I was fortunate enough in college to hear Loren Needles from Analytica talk about the need to fully question any facts. At the time, he talked about how a recent hurricane had been blamed for a dropoff in some economic indicators. In short order, he quickly demonstrated how there was no way the hurricane could have cause a dropoff of such extent. Despite this, newspapers across the country accepted the explanation as fact.

That’s what a perfect search potentially does for us, makes us less questioning because we think the answers are all in that little box. They aren’t, nor will they ever be.

9/27/05
1:55 am
Too Late for Too Late

OK… so, ever since Chappelle went away, Comedy Central has been trying
to find something to fill the 11:30 PM slot after The Daily Show. The
latest, which has been bumped to midnight by the /previous/ Daily
Show, is Too Late with Adam Carolla. Today, he had Steve O, famous for
Jackass and Wild Boys. Well, they had him get really, really drunk, and
he just destroyed the show. Apparently, Adam had to call in security to
get him restrained during the commercial break. Oops.
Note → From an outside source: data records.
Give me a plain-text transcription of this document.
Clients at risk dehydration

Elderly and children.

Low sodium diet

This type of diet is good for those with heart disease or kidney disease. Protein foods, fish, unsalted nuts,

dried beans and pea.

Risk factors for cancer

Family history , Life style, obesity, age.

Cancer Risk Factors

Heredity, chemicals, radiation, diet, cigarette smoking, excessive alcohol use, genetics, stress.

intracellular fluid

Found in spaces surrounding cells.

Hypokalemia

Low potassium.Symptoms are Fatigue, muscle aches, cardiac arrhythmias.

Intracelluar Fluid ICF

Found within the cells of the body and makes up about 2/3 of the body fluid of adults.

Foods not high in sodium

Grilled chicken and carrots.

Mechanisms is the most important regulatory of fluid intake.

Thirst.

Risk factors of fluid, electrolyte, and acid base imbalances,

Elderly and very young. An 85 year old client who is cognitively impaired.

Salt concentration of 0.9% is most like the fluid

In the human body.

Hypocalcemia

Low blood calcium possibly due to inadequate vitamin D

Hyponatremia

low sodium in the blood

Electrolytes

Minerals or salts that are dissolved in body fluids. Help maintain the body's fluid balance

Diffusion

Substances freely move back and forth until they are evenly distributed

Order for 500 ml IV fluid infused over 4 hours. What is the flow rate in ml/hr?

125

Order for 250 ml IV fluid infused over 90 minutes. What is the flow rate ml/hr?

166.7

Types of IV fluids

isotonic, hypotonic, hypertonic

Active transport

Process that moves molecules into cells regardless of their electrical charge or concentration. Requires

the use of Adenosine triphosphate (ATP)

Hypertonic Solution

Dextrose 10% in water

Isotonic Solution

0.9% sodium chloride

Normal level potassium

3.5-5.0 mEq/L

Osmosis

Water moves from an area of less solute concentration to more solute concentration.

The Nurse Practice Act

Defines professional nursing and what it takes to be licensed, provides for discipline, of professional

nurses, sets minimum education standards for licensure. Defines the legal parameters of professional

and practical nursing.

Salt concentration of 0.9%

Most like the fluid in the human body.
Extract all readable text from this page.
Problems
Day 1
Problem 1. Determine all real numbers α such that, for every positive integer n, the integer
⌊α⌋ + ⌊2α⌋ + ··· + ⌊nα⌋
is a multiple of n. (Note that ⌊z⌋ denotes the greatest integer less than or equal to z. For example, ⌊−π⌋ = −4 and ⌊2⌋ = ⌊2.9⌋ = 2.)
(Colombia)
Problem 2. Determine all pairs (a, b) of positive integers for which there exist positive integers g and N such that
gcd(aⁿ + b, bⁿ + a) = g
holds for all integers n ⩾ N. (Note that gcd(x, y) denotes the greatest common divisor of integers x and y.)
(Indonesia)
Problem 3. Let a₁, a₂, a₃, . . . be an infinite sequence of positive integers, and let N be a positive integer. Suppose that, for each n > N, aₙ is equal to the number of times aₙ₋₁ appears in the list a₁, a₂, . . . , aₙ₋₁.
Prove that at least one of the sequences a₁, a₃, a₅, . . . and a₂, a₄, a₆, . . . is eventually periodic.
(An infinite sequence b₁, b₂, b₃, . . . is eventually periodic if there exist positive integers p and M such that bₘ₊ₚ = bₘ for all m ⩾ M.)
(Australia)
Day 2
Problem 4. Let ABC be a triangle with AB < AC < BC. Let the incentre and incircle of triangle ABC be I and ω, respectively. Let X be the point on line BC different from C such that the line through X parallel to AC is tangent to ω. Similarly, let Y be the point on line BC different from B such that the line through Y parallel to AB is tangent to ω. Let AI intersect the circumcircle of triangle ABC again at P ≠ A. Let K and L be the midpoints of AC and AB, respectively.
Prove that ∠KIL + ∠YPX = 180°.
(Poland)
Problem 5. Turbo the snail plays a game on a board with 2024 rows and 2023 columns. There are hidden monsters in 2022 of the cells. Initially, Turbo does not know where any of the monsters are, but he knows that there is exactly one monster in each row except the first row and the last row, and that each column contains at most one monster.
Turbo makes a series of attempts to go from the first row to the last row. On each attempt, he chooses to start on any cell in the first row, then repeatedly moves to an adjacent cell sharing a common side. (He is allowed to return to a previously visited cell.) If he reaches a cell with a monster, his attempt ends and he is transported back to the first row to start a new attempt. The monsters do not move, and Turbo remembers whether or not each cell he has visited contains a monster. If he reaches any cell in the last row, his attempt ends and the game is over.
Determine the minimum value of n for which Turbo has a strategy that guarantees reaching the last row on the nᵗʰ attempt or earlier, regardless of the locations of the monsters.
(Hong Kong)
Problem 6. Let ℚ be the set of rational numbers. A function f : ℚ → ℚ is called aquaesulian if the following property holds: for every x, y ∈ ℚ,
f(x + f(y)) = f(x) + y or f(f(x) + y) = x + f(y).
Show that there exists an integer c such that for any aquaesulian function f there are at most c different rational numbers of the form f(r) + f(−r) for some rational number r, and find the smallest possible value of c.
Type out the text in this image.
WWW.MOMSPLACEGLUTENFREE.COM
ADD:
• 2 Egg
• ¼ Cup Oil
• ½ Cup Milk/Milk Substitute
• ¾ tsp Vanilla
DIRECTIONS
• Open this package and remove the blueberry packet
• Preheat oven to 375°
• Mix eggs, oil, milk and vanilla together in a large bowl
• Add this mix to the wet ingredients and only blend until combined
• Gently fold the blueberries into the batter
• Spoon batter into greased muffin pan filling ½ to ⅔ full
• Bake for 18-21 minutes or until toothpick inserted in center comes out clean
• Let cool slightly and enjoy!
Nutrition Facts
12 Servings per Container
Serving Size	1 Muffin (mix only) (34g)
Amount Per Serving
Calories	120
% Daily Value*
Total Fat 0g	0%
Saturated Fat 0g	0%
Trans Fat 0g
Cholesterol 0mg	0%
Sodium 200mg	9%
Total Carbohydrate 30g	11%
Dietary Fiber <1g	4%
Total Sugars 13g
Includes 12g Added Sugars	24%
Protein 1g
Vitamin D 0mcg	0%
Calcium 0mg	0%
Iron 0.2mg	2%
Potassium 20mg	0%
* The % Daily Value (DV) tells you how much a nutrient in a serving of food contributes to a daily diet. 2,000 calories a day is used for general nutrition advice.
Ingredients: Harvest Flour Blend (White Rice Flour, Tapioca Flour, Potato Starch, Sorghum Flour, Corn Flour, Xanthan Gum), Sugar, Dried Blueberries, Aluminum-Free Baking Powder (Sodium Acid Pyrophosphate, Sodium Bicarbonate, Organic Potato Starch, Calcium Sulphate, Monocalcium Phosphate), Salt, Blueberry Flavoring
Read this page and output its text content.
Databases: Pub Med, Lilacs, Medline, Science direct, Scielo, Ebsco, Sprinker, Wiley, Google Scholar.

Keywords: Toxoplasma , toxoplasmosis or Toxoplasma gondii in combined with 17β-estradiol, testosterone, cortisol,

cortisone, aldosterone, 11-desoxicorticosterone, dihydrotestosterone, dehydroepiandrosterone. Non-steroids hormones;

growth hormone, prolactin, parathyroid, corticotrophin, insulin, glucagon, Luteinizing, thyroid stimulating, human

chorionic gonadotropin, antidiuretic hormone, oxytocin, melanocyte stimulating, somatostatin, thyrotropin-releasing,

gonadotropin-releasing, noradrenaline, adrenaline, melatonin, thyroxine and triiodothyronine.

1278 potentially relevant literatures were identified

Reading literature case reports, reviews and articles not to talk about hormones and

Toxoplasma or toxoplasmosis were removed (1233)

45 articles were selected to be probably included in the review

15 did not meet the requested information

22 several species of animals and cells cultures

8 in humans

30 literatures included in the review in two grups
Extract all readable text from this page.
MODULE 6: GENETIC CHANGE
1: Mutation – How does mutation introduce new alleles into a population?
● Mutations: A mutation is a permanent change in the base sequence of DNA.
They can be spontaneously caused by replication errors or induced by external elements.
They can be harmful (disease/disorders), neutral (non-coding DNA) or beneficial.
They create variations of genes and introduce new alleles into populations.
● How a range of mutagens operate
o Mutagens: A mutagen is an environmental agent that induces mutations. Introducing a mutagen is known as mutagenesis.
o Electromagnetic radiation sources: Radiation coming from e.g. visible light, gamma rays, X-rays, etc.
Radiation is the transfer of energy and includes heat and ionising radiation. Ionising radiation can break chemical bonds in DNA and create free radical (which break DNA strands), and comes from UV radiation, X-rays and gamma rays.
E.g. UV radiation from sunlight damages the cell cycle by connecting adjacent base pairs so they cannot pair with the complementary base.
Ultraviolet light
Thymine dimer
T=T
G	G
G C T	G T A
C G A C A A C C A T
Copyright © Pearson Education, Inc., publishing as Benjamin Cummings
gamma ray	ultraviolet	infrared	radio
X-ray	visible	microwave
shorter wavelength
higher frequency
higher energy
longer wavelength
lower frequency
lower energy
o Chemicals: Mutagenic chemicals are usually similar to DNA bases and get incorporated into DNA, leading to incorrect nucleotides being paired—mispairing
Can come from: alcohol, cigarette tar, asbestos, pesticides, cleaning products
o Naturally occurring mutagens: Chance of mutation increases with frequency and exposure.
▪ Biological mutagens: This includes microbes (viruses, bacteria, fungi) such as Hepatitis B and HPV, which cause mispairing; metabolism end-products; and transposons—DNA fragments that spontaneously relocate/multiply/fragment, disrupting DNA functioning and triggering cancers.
What was telling was the lack of laughter from the live studio
audience… total train wreck.

You know, The Man Show with Jimmy Kimmel and Adam Carolla was great. But
both solo shows suck. Maybe they can put them back
together again and get them to having fun versus stretching out on
things that is not quite working.

OK, end random gripe.

9/08/05
9:57 pm
Sorry for the flakiness…

A HD decided to die on my server. Fortunately, all the important data is backed up (and I’ll describe how I do that one of these days), but the disk is still acting flaky (not sure if it was disk corruption or an impending disk error… all the self-tests check out, but I dunno….).

The old system was a Debian woody + unstable updates (3.0 + random updates)… I decided to re-install with Debian Sarge (3.1). Now, Debian, while not flashy on the UI, has always been extremely stable and relatively bug-free.

I downloaded the netinst and went with that, let the thing run overnight, and got things installed pretty easily. Then came time to start making the server like it was.

Already, I’ve found two glaring show-stopper Debian bugs… come on guys, what are you thinking?

There’s Bug #310887, Does not mount non-root partitions. Essentially, some lunkhead decided to fsck all partitions before loading any drivers, like SCSI or USB. So if you have a SCSI disk, which my previous server image was on, you’re out of luck. (note: the previous server image was on a ~10 year old 4G SCSI running RedHat 7.2 that has shown some signs of failure… but at least it’s still kicking as the impromptu backup). Haven’t figured out a work-around for this yet, but man is it a pain.

Then there’s Bug #271363 - kdm frozen at first boot. Debian uses gdm by default for gnome, which is fine. I prefer KDE and use kdm. So, I installed kdm, no problem, and switched it. But this dies a horrid death. Running things manually, I find errors about the ELF version of libkdeui.so.4… haven’t tracked down the culprit here yet either.

These are basic… sigh. But I guess people tend not to have SCSI anymore, or don’t use KDE. Um…. sure.

I’m re-installing my picture archive from backup, and will then update the new image to SID (Debian unstable… as Debian testing was the same as sarge). Or maybe I should just go back to Fedora… they seem to have gotten better about solving the rpm hell problem, so might be worth giving them a try again.

Oh, and for those paying attention — yes, these are all Linux servers, and yes, I do work at Microsoft. Why am I not considering Windows? Lots of reasons. Frankly, I don’t feel that Windows is up to the task of providing the roles I use the server for. In particular, DNS, mail serving, and file serving. Second, my main data is held on two 75G IBM Deskstar disks (still functioning after 5 years… go figure!) in RAID configuration. I’m not in the mood to consider how to migrate this over to Windows. Finally, Linux does great at headless operation, and mostly that’s what the servers are. I can ssh in, and check things out, from whereever I am. The Windows solution is this hokey Remote Terminal, where you suck a lot of bandwidth to get a remote GUI. Sometimes, I don’t have a lot of bandwidth, and all I need to do is get a command prompt and go. So, yeah, I still run some Linux boxes.